Desde el 3 de septiembre de 2016, me ha tocado vivir en el lado mas amargo del fútbol. Me toca convivir con una lesión de larga duración, nada menos que con una rotura en el tendón de Aquiles, que me está teniendo y me tendrá apartado de los terrenos de juego un buen tiempo. Ni tan siquiera estoy interesado en hablar de plazos en la recuperación. Prefiero ir semana a semana y sensación a sensación.
A pesar de ser una lesión de gravedad e importante, jamás me dará problemas si la rehabilitación es la adecuada. Lo que si, en cambió, me da problemas, es ver la realidad de lo que es el mundo del fútbol y todo lo que lo rodea. Saber que estaré alejado de los vestuarios por un tiempo, hasta que pueda comenzar a hacer algo de ejercicio. ¡Es lo que peor se lleva!

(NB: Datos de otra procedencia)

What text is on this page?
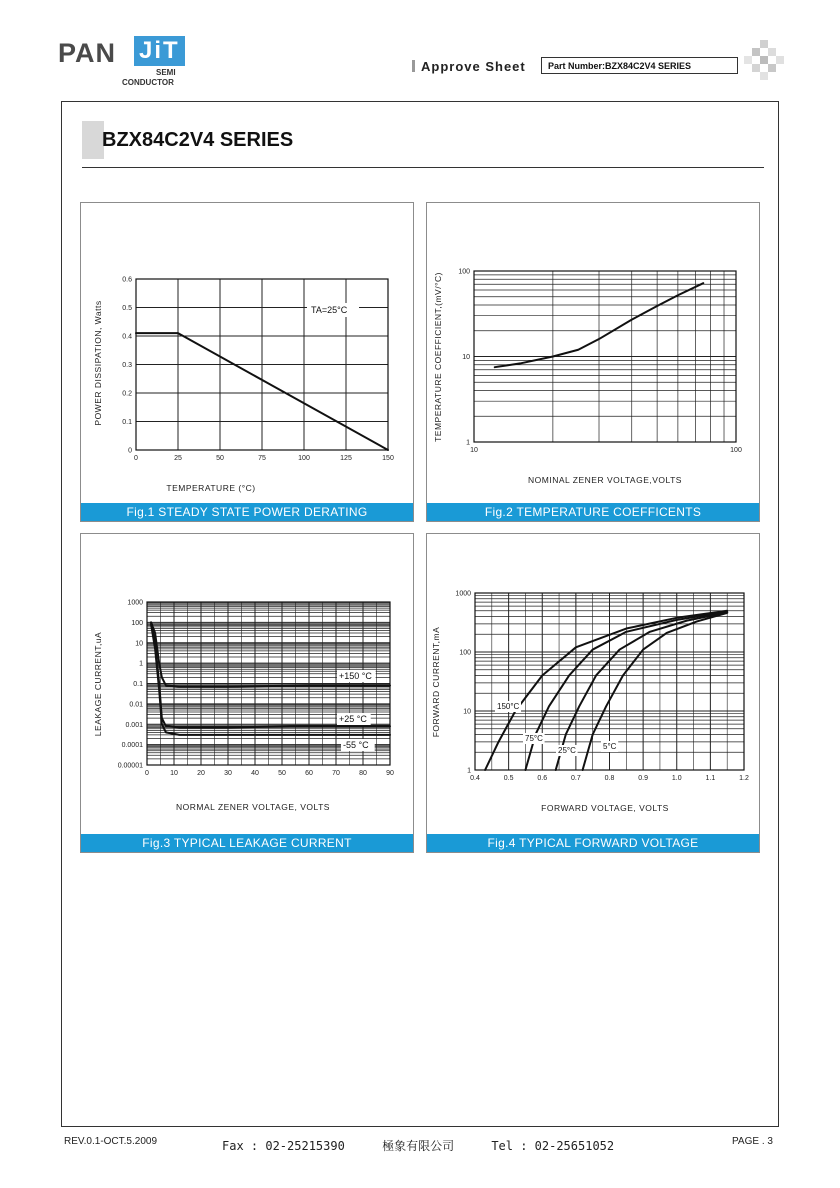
PAN JiT
SEMI
CONDUCTOR
Approve Sheet	Part Number:BZX84C2V4 SERIES
BZX84C2V4 SERIES
0	25	50	75	100	125	150
0
0.1
0.2
0.3
0.4
0.5
0.6
TEMPERATURE (°C)
POWER DISSIPATION, Watts	TA=25°C
Fig.1 STEADY STATE POWER DERATING
10	100
1
10
100
NOMINAL ZENER VOLTAGE,VOLTS
TEMPERATURE COEFFICIENT,(mV/°C)
Fig.2 TEMPERATURE COEFFICENTS
0	10	20	30	40	50	60	70	80	90
0.00001
0.0001
0.001
0.01
0.1
1
10
100
1000
NORMAL ZENER VOLTAGE, VOLTS
LEAKAGE CURRENT,uA	+150 °C
+25 °C
-55 °C
Fig.3 TYPICAL LEAKAGE CURRENT
0.4	0.5	0.6	0.7	0.8	0.9	1.0	1.1	1.2
1
10
100
1000
FORWARD VOLTAGE, VOLTS
FORWARD CURRENT,mA	150°C
75°C
25°C	5°C
Fig.4 TYPICAL FORWARD VOLTAGE
REV.0.1-OCT.5.2009	Fax : 02-25215390	極象有限公司	Tel : 02-25651052	PAGE . 3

Tener la sensación de que ya no perteneces al equipo a menudo te invade la cabeza, aunque esto no sea así. Que no puedas ayudar a tu equipo desde el interior del terreno de juego no quiere decir que no lo puedas hacer desde fuera.

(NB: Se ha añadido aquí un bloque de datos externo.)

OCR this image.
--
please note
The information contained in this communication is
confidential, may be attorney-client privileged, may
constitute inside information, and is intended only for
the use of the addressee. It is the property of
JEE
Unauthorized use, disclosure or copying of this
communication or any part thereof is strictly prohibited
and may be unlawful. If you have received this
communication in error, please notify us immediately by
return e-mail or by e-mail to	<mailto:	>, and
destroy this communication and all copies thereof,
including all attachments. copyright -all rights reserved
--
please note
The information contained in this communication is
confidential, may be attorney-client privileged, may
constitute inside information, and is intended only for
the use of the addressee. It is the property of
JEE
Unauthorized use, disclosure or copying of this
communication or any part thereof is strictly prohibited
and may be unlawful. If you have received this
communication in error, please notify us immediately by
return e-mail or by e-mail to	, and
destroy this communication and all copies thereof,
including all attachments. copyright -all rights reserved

Con la lesión uno se da cuenta también que todo es muy bonito mientras estás jugando. Sobre todo cuando todo te sale bien, pues te sientes un jugador importante. Qué los representantes te llaman a montones y te calienten el oido diciéndote que pueden colocarte es este equipo o aquel otro. Las llamadas de los agentes, cuando todo te sale bien, son algo habitual y parte del día a día.

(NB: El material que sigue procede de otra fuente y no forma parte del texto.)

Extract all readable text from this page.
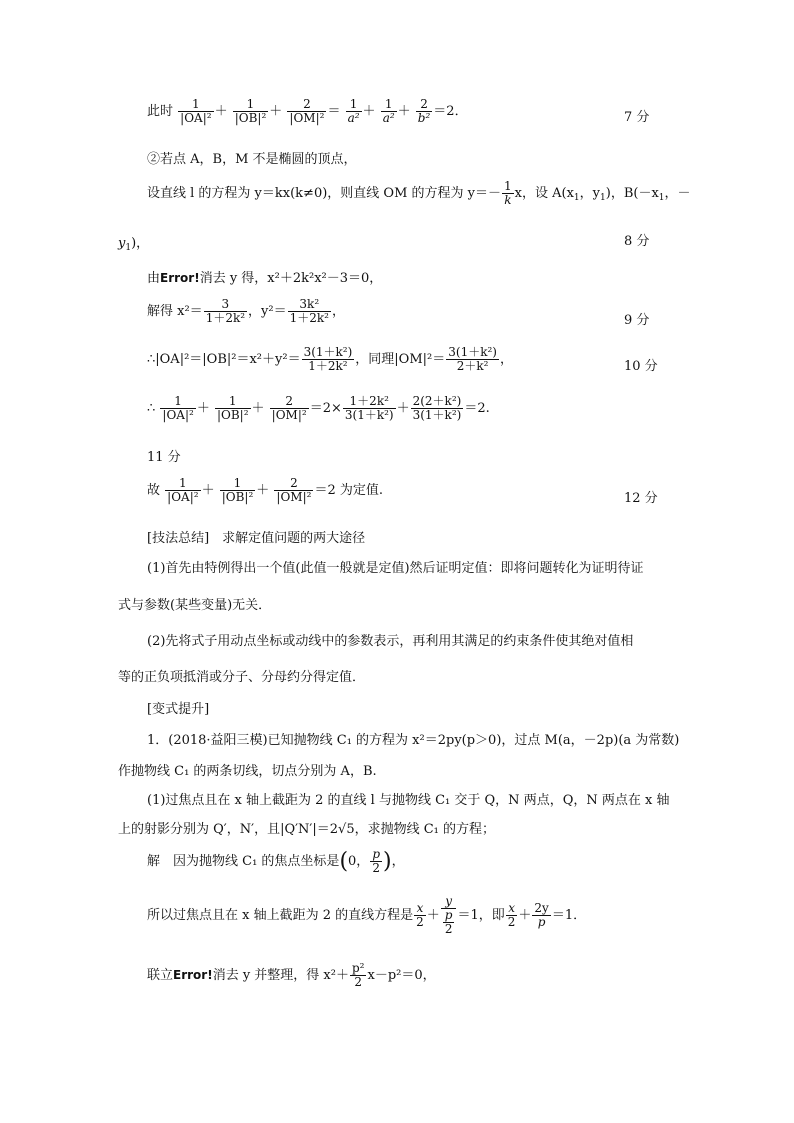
此时 $\frac{1}{\text{|OA|²}} + \frac{1}{\text{|OB|²}} + \frac{2}{\text{|OM|²}} = \frac{1}{\text{a²}} + \frac{1}{\text{a²}} + \frac{2}{\text{b²}} =2$．	7 分
②若点 A，B，M 不是椭圆的顶点，
设直线 l 的方程为 y＝kx(k≠0)，则直线 OM 的方程为 $y=- \frac{1}{k}$ x，设 $A(x_1$，$y_1$)，$B(-x_1$，－
$y_1$)，	8 分
由Error!消去 y 得，x²＋2k²x²－3＝0，
解得 $x^2= \frac{3}{\text{1＋2k²}}$ ，$y^2= \frac{\text{3k²}}{\text{1＋2k²}}$ ，
9 分
∴|OA|²＝|OB|²＝x²＋y²＝ $\frac{\text{3(1＋k²)}}{\text{1＋2k²}}$ ，同理$|OM|^2= \frac{\text{3(1＋k²)}}{\text{2＋k²}}$ ，	10 分
∴ $\frac{1}{\text{|OA|²}} + \frac{1}{\text{|OB|²}} + \frac{2}{\text{|OM|²}} =2\times \frac{\text{1＋2k²}}{\text{3(1＋k²)}} + \frac{\text{2(2＋k²)}}{\text{3(1＋k²)}} =2$.
11 分
故 $\frac{1}{\text{|OA|²}} + \frac{1}{\text{|OB|²}} + \frac{2}{\text{|OM|²}} =2$ 为定值.
12 分
[技法总结]　求解定值问题的两大途径
(1)首先由特例得出一个值(此值一般就是定值)然后证明定值：即将问题转化为证明待证
式与参数(某些变量)无关．
(2)先将式子用动点坐标或动线中的参数表示，再利用其满足的约束条件使其绝对值相
等的正负项抵消或分子、分母约分得定值．
[变式提升]
1．(2018·益阳三模)已知抛物线 C₁ 的方程为 x²＝2py(p＞0)，过点 M(a，－2p)(a 为常数)
作抛物线 C₁ 的两条切线，切点分别为 A，B.
(1)过焦点且在 x 轴上截距为 2 的直线 l 与抛物线 C₁ 交于 Q，N 两点，Q，N 两点在 x 轴
上的射影分别为 Q′，N′，且|Q′N′|＝2√5，求抛物线 C₁ 的方程；
解　因为抛物线 C₁ 的焦点坐标是(0， $\frac{p}{2}$ )，
所以过焦点且在 x 轴上截距为 2 的直线方程是 $\frac{x}{2} + \frac{y}{\frac{p}{2}} =1$，即 $\frac{x}{2} + \frac{2y}{p} =1$．
联立Error!消去 y 并整理，得 $x^2+ \frac{\text{p²}}{2} x-p^2=0$，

Y que decir de las llamadas de los directores deportivos y secretarios técnicos de los equipos. Te hablan maravillas de tu juego con objeto de que firmes en su equipo o que renueves por algunas temporadas más. Te vienen también a la cabeza esa marcas deportivas que te prometen 20 pares de guantes o 10 de botas. Todo, y digo todo, son facilidades cuando las cosas te salen bien.
Toda esa gente que uno piensa que estarían a tu lado no están. Ese representante que antes te llamaba a diario desaparece. No te pregunta ¿Cómo vas con la lesión? ¿Esta semana estás mejor? Ninguno te habla ya de ninguna oferta de trabajo. Las llamadas ya no son tantas. El director deportivo que antes estaba loco por renovarte también desaparece. Y ¿Las marcas? Sucede más de lo mismo.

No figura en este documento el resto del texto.